True, it will not increase it 50% exactly if you are paying regular (principle and interest) mortgage. However, in the first 5 years of your mortgage, you are paying mostly interest for sure! Since we are talking about people who have bought in the last five years, and/or people who are paying interest only mortgages, this is quite relevant!
Dont believe me? Check out the math for yourself:
1st months monthly payment on a 100K 30yr mortgage at 6%= $599.55
Principle=$99.55 interest= $500.00
1st months monthly payment on a 100K 30yr mortgage at 4%= $477.42
Principle=$144.08 interest= $333.33
Ratio of interest paid at 6% vs 4%= 500.00/333.33= 1.5= 50% more!
If you pay an interest only mortgage your payment absolutely increased by 50% when you went from 4% to 6%.
If your are paying a classic P+I loan your payment still increased by by 25% ($599.55/$477.42)= about 1.25.
I agree that a ratiometric equation may not be precise, but my point holds true: Interest rates determine raw buying potential more than anything else.

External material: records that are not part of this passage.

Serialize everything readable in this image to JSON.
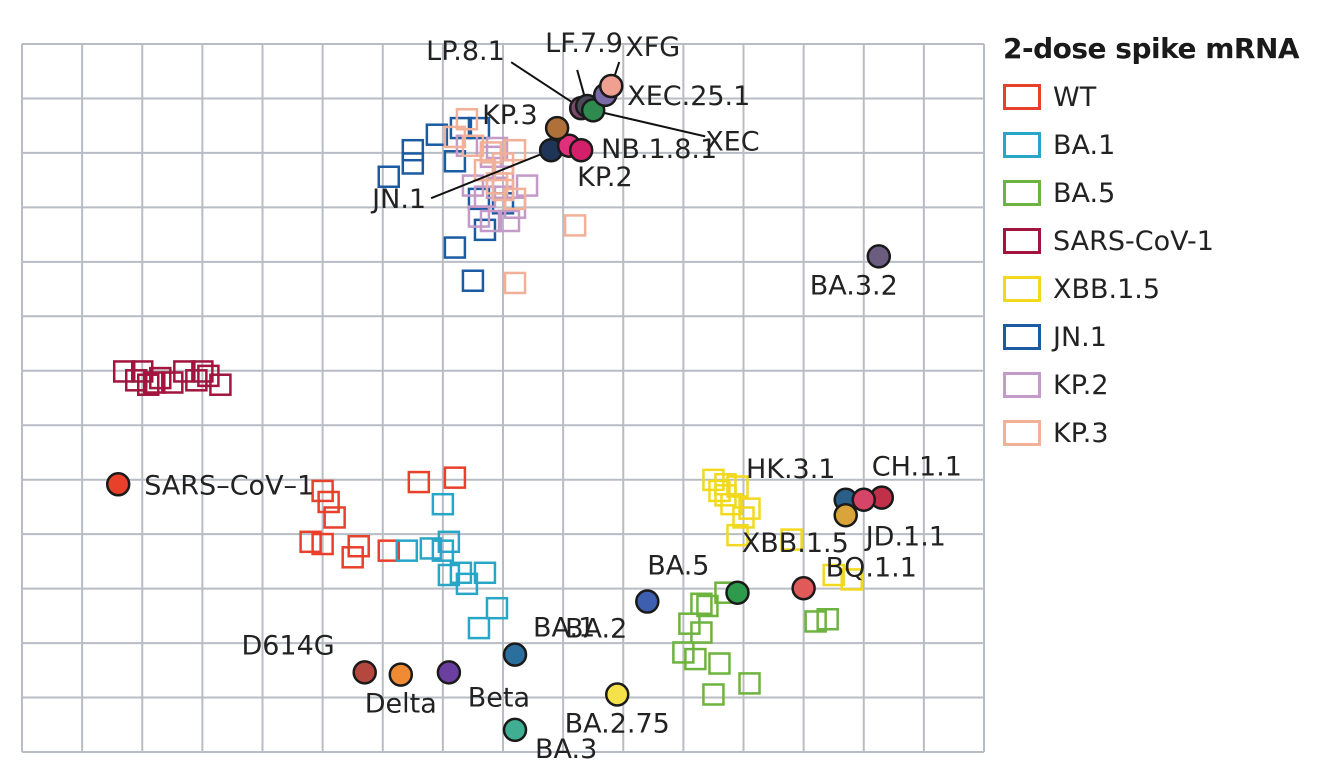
{
  "chart_data": {
    "type": "scatter",
    "title": "",
    "xlabel": "",
    "ylabel": "",
    "grid": true,
    "legend_title": "2-dose spike mRNA",
    "legend_position": "right",
    "sera": [
      {
        "name": "WT",
        "color": "#e8402a",
        "points": [
          [
            5.0,
            -7.1
          ],
          [
            5.1,
            -7.35
          ],
          [
            5.2,
            -7.7
          ],
          [
            6.6,
            -6.9
          ],
          [
            7.2,
            -6.8
          ],
          [
            5.6,
            -8.35
          ],
          [
            6.1,
            -8.45
          ],
          [
            4.8,
            -8.25
          ],
          [
            5.0,
            -8.3
          ],
          [
            5.5,
            -8.6
          ]
        ]
      },
      {
        "name": "BA.1",
        "color": "#27a6c8",
        "points": [
          [
            7.0,
            -7.4
          ],
          [
            7.1,
            -8.25
          ],
          [
            6.8,
            -8.4
          ],
          [
            6.4,
            -8.45
          ],
          [
            7.0,
            -8.45
          ],
          [
            7.1,
            -9.0
          ],
          [
            7.3,
            -8.95
          ],
          [
            7.7,
            -8.95
          ],
          [
            7.4,
            -9.2
          ],
          [
            7.9,
            -9.75
          ],
          [
            7.6,
            -10.2
          ]
        ]
      },
      {
        "name": "BA.5",
        "color": "#6db33f",
        "points": [
          [
            11.7,
            -9.4
          ],
          [
            11.3,
            -9.65
          ],
          [
            11.4,
            -9.7
          ],
          [
            11.1,
            -10.1
          ],
          [
            11.3,
            -10.3
          ],
          [
            11.0,
            -10.75
          ],
          [
            11.2,
            -10.9
          ],
          [
            11.6,
            -11.0
          ],
          [
            13.2,
            -10.05
          ],
          [
            13.4,
            -10.0
          ],
          [
            11.5,
            -11.7
          ],
          [
            12.1,
            -11.45
          ]
        ]
      },
      {
        "name": "SARS-CoV-1",
        "color": "#a3153e",
        "points": [
          [
            1.7,
            -4.4
          ],
          [
            1.9,
            -4.6
          ],
          [
            2.0,
            -4.4
          ],
          [
            2.1,
            -4.7
          ],
          [
            2.3,
            -4.55
          ],
          [
            2.7,
            -4.4
          ],
          [
            2.9,
            -4.6
          ],
          [
            3.0,
            -4.4
          ],
          [
            3.3,
            -4.7
          ],
          [
            3.1,
            -4.5
          ],
          [
            2.2,
            -4.65
          ],
          [
            2.5,
            -4.65
          ]
        ]
      },
      {
        "name": "XBB.1.5",
        "color": "#f2d81e",
        "points": [
          [
            11.5,
            -6.85
          ],
          [
            11.9,
            -7.0
          ],
          [
            11.6,
            -7.1
          ],
          [
            11.7,
            -7.2
          ],
          [
            11.8,
            -7.4
          ],
          [
            12.1,
            -7.5
          ],
          [
            12.0,
            -7.7
          ],
          [
            11.9,
            -8.1
          ],
          [
            12.8,
            -8.2
          ],
          [
            13.5,
            -9.0
          ],
          [
            13.8,
            -9.1
          ],
          [
            11.7,
            -6.95
          ]
        ]
      },
      {
        "name": "JN.1",
        "color": "#1a5ba2",
        "points": [
          [
            6.9,
            0.95
          ],
          [
            7.3,
            1.1
          ],
          [
            7.6,
            1.1
          ],
          [
            6.5,
            0.6
          ],
          [
            7.2,
            0.35
          ],
          [
            6.1,
            0.0
          ],
          [
            6.5,
            0.3
          ],
          [
            7.6,
            -0.5
          ],
          [
            8.0,
            -0.6
          ],
          [
            7.7,
            -1.2
          ],
          [
            7.2,
            -1.6
          ],
          [
            7.5,
            -2.35
          ]
        ]
      },
      {
        "name": "KP.2",
        "color": "#c49ac8",
        "points": [
          [
            7.9,
            0.65
          ],
          [
            7.4,
            0.7
          ],
          [
            7.8,
            0.45
          ],
          [
            8.0,
            0.0
          ],
          [
            8.4,
            -0.2
          ],
          [
            7.9,
            -0.25
          ],
          [
            7.5,
            -0.2
          ],
          [
            7.7,
            -0.45
          ],
          [
            8.2,
            -0.7
          ],
          [
            7.6,
            -0.9
          ],
          [
            8.1,
            -1.0
          ],
          [
            7.8,
            -1.0
          ]
        ]
      },
      {
        "name": "KP.3",
        "color": "#f1b098",
        "points": [
          [
            7.4,
            1.3
          ],
          [
            7.2,
            0.9
          ],
          [
            7.5,
            0.7
          ],
          [
            8.2,
            0.6
          ],
          [
            7.8,
            0.55
          ],
          [
            8.0,
            0.3
          ],
          [
            7.7,
            0.15
          ],
          [
            7.9,
            -0.15
          ],
          [
            8.0,
            -0.3
          ],
          [
            8.2,
            -0.5
          ],
          [
            9.2,
            -1.1
          ],
          [
            8.2,
            -2.4
          ]
        ]
      }
    ],
    "antigens": [
      {
        "name": "WT-ref",
        "label": "",
        "x": 1.6,
        "y": -6.95,
        "color": "#e8402a"
      },
      {
        "name": "SARS-CoV-1",
        "label": "SARS–CoV–1",
        "x": 1.6,
        "y": -6.95,
        "color": "#e8402a"
      },
      {
        "name": "D614G",
        "label": "D614G",
        "x": 5.7,
        "y": -11.2,
        "color": "#b5483e"
      },
      {
        "name": "Delta",
        "label": "Delta",
        "x": 6.3,
        "y": -11.25,
        "color": "#f08a33"
      },
      {
        "name": "Beta",
        "label": "Beta",
        "x": 7.1,
        "y": -11.2,
        "color": "#6a3fa0"
      },
      {
        "name": "BA.1",
        "label": "BA.1",
        "x": 8.2,
        "y": -10.8,
        "color": "#2a6f9e"
      },
      {
        "name": "BA.3",
        "label": "BA.3",
        "x": 8.2,
        "y": -12.5,
        "color": "#3fae92"
      },
      {
        "name": "BA.2",
        "label": "BA.2",
        "x": 10.4,
        "y": -9.6,
        "color": "#3e5fb0"
      },
      {
        "name": "BA.2.75",
        "label": "BA.2.75",
        "x": 9.9,
        "y": -11.7,
        "color": "#f5e24a"
      },
      {
        "name": "BA.5",
        "label": "BA.5",
        "x": 11.9,
        "y": -9.4,
        "color": "#2e9a4b"
      },
      {
        "name": "BQ.1.1",
        "label": "BQ.1.1",
        "x": 13.0,
        "y": -9.3,
        "color": "#e05a5a"
      },
      {
        "name": "HK.3.1",
        "label": "HK.3.1",
        "x": 13.7,
        "y": -7.3,
        "color": "#2a5f8a"
      },
      {
        "name": "JD.1.1",
        "label": "JD.1.1",
        "x": 13.7,
        "y": -7.65,
        "color": "#d9a53a"
      },
      {
        "name": "CH.1.1",
        "label": "CH.1.1",
        "x": 14.3,
        "y": -7.25,
        "color": "#c03048"
      },
      {
        "name": "XBB.1.5",
        "label": "XBB.1.5",
        "x": 14.0,
        "y": -7.3,
        "color": "#d64568"
      },
      {
        "name": "BA.3.2",
        "label": "BA.3.2",
        "x": 14.25,
        "y": -1.8,
        "color": "#6b5c80"
      },
      {
        "name": "JN.1",
        "label": "JN.1",
        "x": 8.8,
        "y": 0.6,
        "color": "#1e3558"
      },
      {
        "name": "KP.2",
        "label": "KP.2",
        "x": 9.1,
        "y": 0.7,
        "color": "#e0307a"
      },
      {
        "name": "KP.3",
        "label": "KP.3",
        "x": 8.9,
        "y": 1.1,
        "color": "#b0703a"
      },
      {
        "name": "LP.8.1",
        "label": "LP.8.1",
        "x": 9.3,
        "y": 1.55,
        "color": "#7a4a6a"
      },
      {
        "name": "LF.7.9",
        "label": "LF.7.9",
        "x": 9.4,
        "y": 1.6,
        "color": "#4a4a5a"
      },
      {
        "name": "XEC",
        "label": "XEC",
        "x": 9.5,
        "y": 1.5,
        "color": "#2e8a4e"
      },
      {
        "name": "XEC.25.1",
        "label": "XEC.25.1",
        "x": 9.7,
        "y": 1.85,
        "color": "#7a6aa8"
      },
      {
        "name": "XFG",
        "label": "XFG",
        "x": 9.8,
        "y": 2.05,
        "color": "#f0a090"
      },
      {
        "name": "NB.1.8.1",
        "label": "NB.1.8.1",
        "x": 9.3,
        "y": 0.6,
        "color": "#d4206a"
      }
    ],
    "xlim": [
      0,
      16
    ],
    "ylim": [
      -13,
      3
    ]
  }
}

However, despite lower interest rates in previous years, allowing more buying power, housing is still far less affordable that it has ever been due to price increases.
"This is incorrect "regarding the interest rate discussion jcrash started:
Simply put, a 6% interest rate will pay 50% more interest than a 4% interest rate- and will effectively increase the house payment by 50%."
If you used simple ratios based on interest rates, your numbers are all off. Obviously a 1% rate loan does not have half the payment of a 2% rate loan. Bad math, my friend."
The Impending Mortgage Crisis
Simply put, a 6% interest rate will pay 50% more interest than a 4% interest rate- and will effectively increase the house payment by 50%. So the interest rate is the main determinant. When you factor that in by simply using the 1976 interest rate and OFEO affordability index as your starting point, and moving through all the years (I plotted it in an excel spreadsheet but I can't display the graph) what you find is this:
House affordability (the lower the number the better)
1976= 100
1980= 77
1984= 70
1988= 92
1992= 132
1996= 118
2000= 115
2005= 217
2008= 282
So even adjusted for interest rates, house affordability is at an all time low.